Mrs Crawford answered the door looking drawn, and so pale that the resemblance to her dead daughter was uncanny.

‘The paper reported she was stabbed several times,’ Mrs Crawford said dully as soon as Geraldine sat down in the front room.

‘She would have been killed by the first blow.’ Geraldine feigned a confidence she didn’t feel. It could have been true. ‘She wouldn’t have suffered.’

Mr Crawford entered in time to hear Geraldine’s comment. ‘I thought it took four minutes for a person to die,’ he said, his face twisted in a sour expression.

‘But she would have lost consciousness straight away,’ Geraldine countered, as firmly as she could.

Desperately sorry for them both, she had no wish to be insensitive. Nevertheless, she had travelled a long way to speak to them and didn’t want to leave there without answers to her questions. Instead of sitting down, Mrs Crawford went off to the kitchen to make tea. Geraldine suspected she wanted to avoid having to talk about what had happened.

‘It’s hit her very hard,’ Mr Crawford muttered when his wife was out of the room.

It was hardly surprising.

Geraldine reiterated her condolences. ‘I can’t express my sympathy strongly enough, but at the same time we do need to find out who did this,’ she said gently. ‘We all want to see justice done for the sake of your daughter’s memory. And until we have her killer behind bars, there’s a chance he might attack another young woman. So we need to find him urgently.’

‘You said he?’

‘We don’t know who did this. But we intend to find out.’

Mrs Crawford returned. She sat down, and began weeping silently. Mr Crawford was better able to control his emotions, although Geraldine could tell he had been crying earlier.

‘We’ll do anything we can do to help you find out who did this, won’t we, Wendy?’

Unable to speak, his wife nodded her head.

‘I understand you have a son?’ Geraldine asked.

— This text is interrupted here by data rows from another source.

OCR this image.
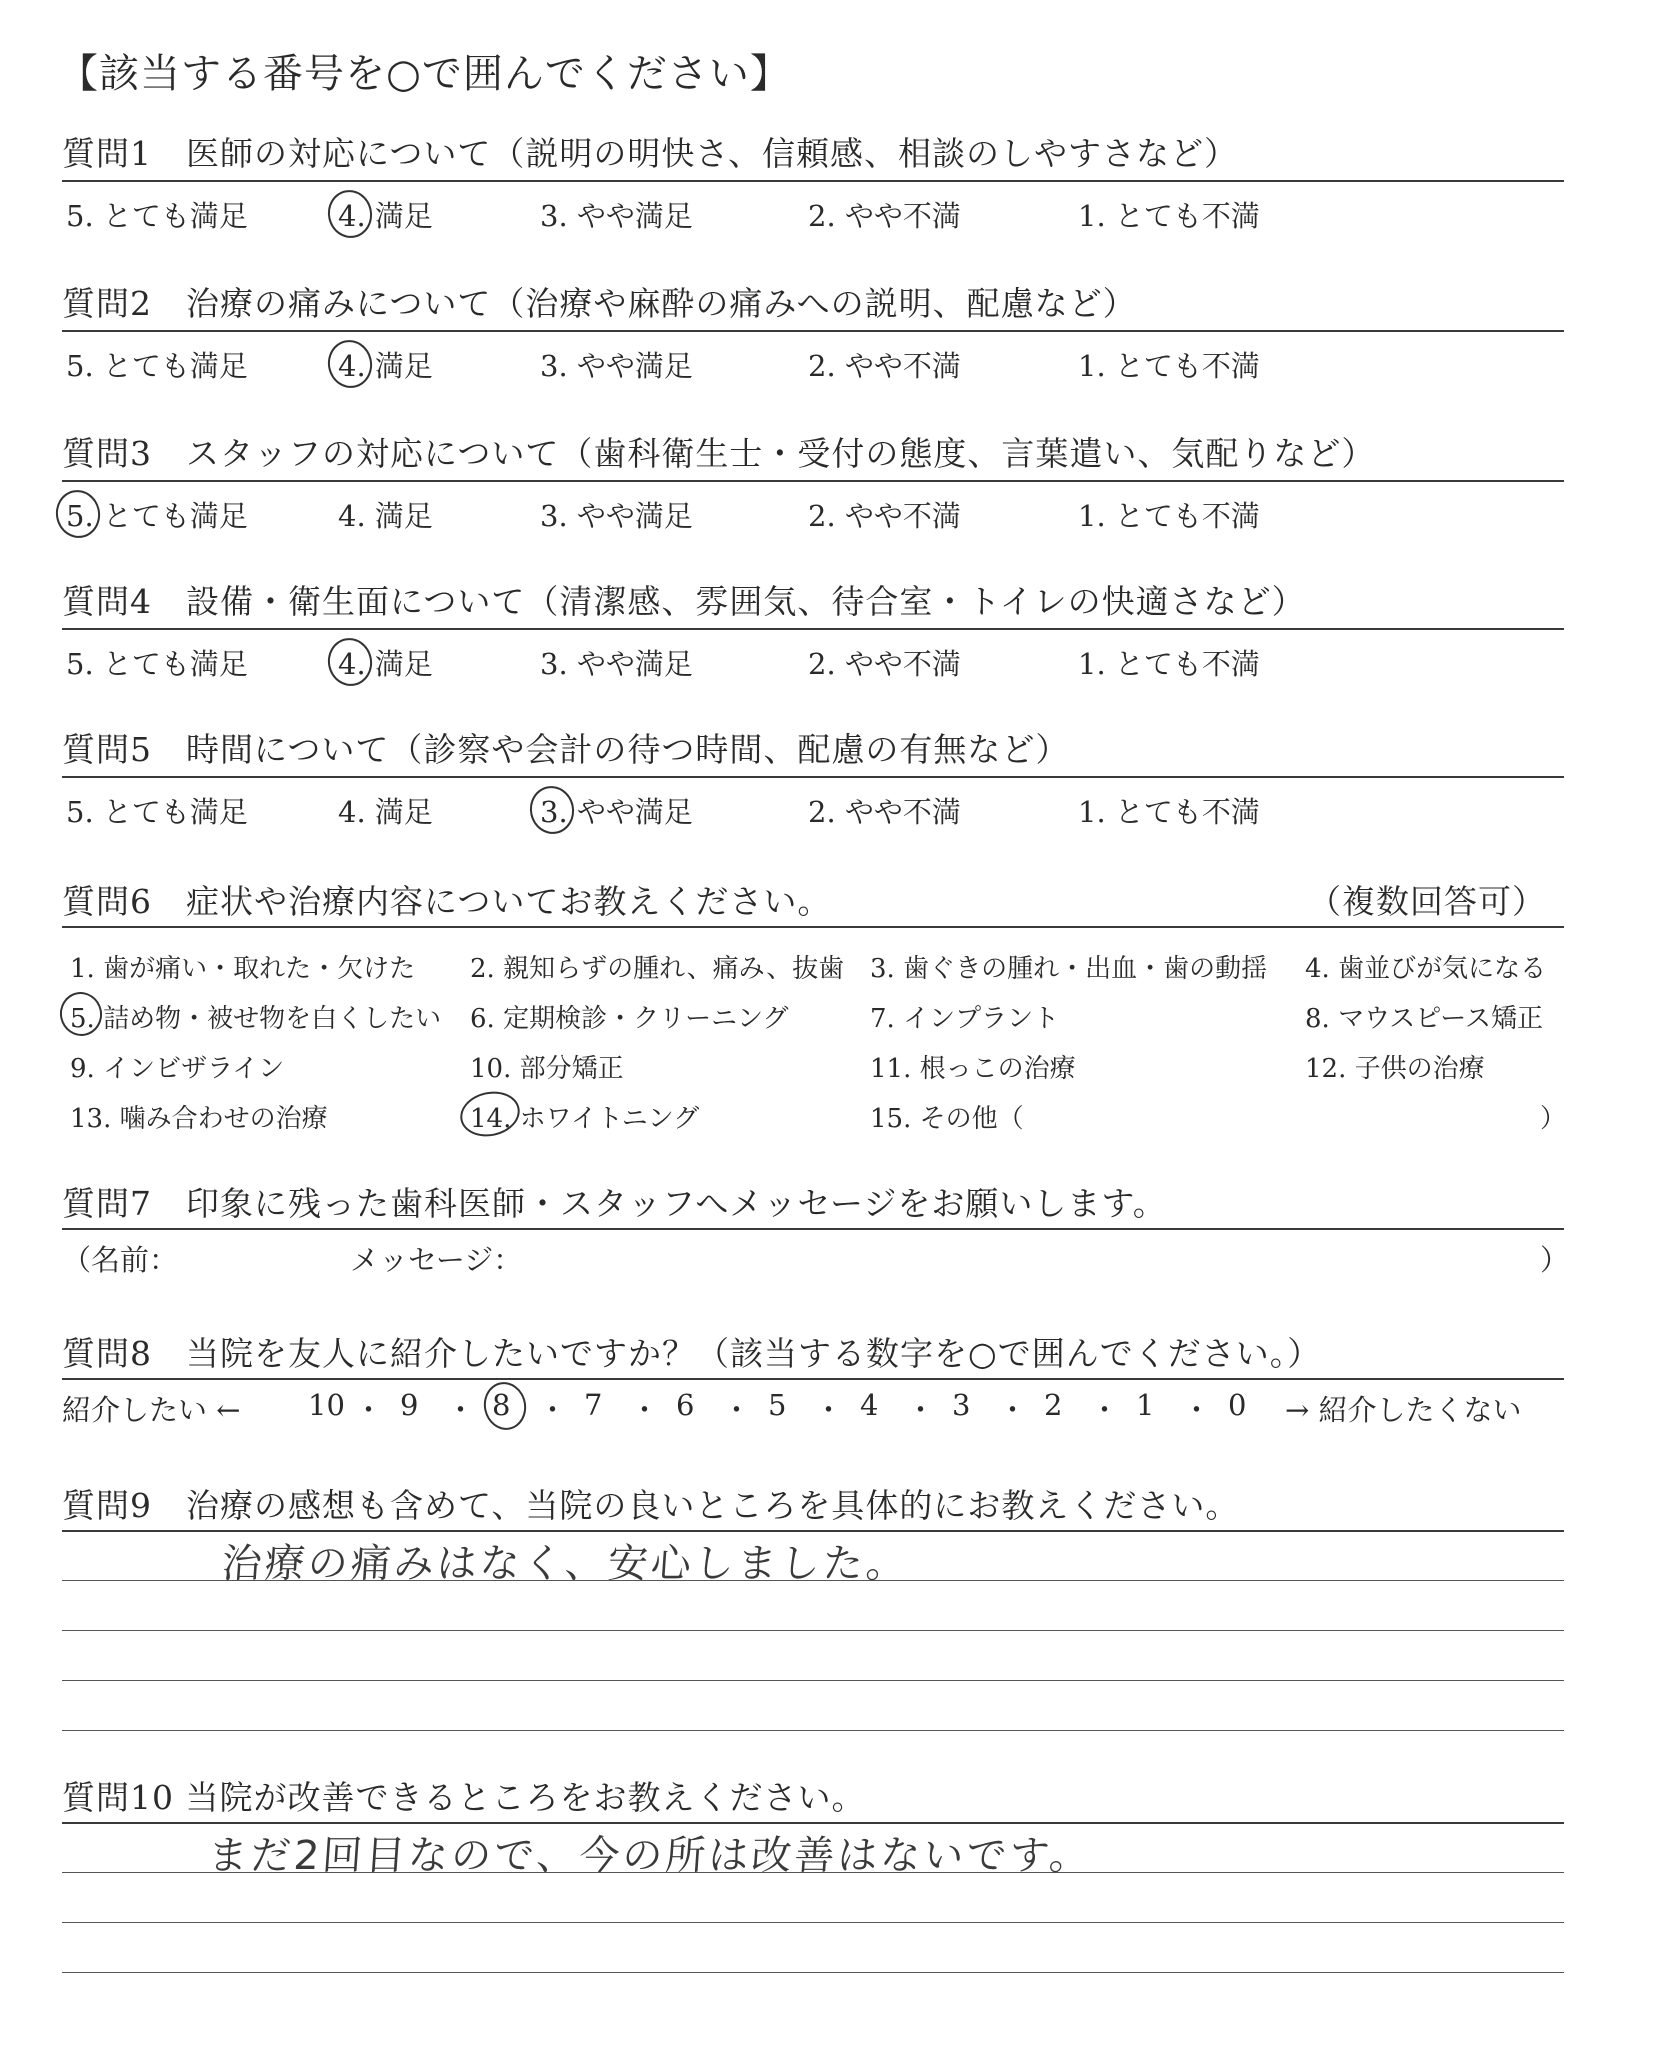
【該当する番号を○で囲んでください】
質問1　医師の対応について（説明の明快さ、信頼感、相談のしやすさなど）
5. とても満足	4. 満足	3. やや満足	2. やや不満	1. とても不満
質問2　治療の痛みについて（治療や麻酔の痛みへの説明、配慮など）
5. とても満足	4. 満足	3. やや満足	2. やや不満	1. とても不満
質問3　スタッフの対応について（歯科衛生士・受付の態度、言葉遣い、気配りなど）
5. とても満足	4. 満足	3. やや満足	2. やや不満	1. とても不満
質問4　設備・衛生面について（清潔感、雰囲気、待合室・トイレの快適さなど）
5. とても満足	4. 満足	3. やや満足	2. やや不満	1. とても不満
質問5　時間について（診察や会計の待つ時間、配慮の有無など）
5. とても満足	4. 満足	3. やや満足	2. やや不満	1. とても不満
質問6　症状や治療内容についてお教えください。	（複数回答可）
1. 歯が痛い・取れた・欠けた 2. 親知らずの腫れ、痛み、抜歯 3. 歯ぐきの腫れ・出血・歯の動揺 4. 歯並びが気になる
5. 詰め物・被せ物を白くしたい 6. 定期検診・クリーニング	7. インプラント	8. マウスピース矯正
9. インビザライン	10. 部分矯正	11. 根っこの治療	12. 子供の治療
13. 噛み合わせの治療	14. ホワイトニング	15. その他（	）
質問7　印象に残った歯科医師・スタッフへメッセージをお願いします。
（名前：	メッセージ：	）
質問8　当院を友人に紹介したいですか？（該当する数字を○で囲んでください。）
紹介したい ← 10 ・ 9 ・ 8 ・ 7 ・ 6 ・ 5 ・ 4 ・ 3 ・ 2 ・ 1 ・ 0 → 紹介したくない
質問9　治療の感想も含めて、当院の良いところを具体的にお教えください。
治療の痛みはなく、安心しました。
質問10 当院が改善できるところをお教えください。
まだ2回目なので、今の所は改善はないです。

‘Yes. But he’s not in,’ Mr Crawford replied. ‘He’s not often here.’

‘He spends a lot of time rehearsing,’ his wife explained, stifling her sobs and smiling faintly. ‘He’s in a band with some of his friends from school. A rock band.’

‘I might have to come back and speak to him.’ Seeing Mr and Mrs Crawford exchange a worried glance, Geraldine continued, ‘Is that a problem?’

Mr Crawford shook his head. ‘Not at all.’

‘It’s just that he’s – he’s difficult,’ his wife said. ‘He’s twenty,’ she added as though that were sufficient explanation of her son’s conduct.

‘Did he and Stephanie get on well?’ Geraldine asked.

There was an awkward pause, before Mr Crawford assured her his children had got on ‘well enough’.

Despite their assurances that they wanted to help, the Crawfords had little to add to what Geraldine already knew about their daughter. She moved on to the subject of Stephanie’s ex-boyfriends.

‘Her flatmate, Ashley, mentioned that she had a boyfriend who was violent?’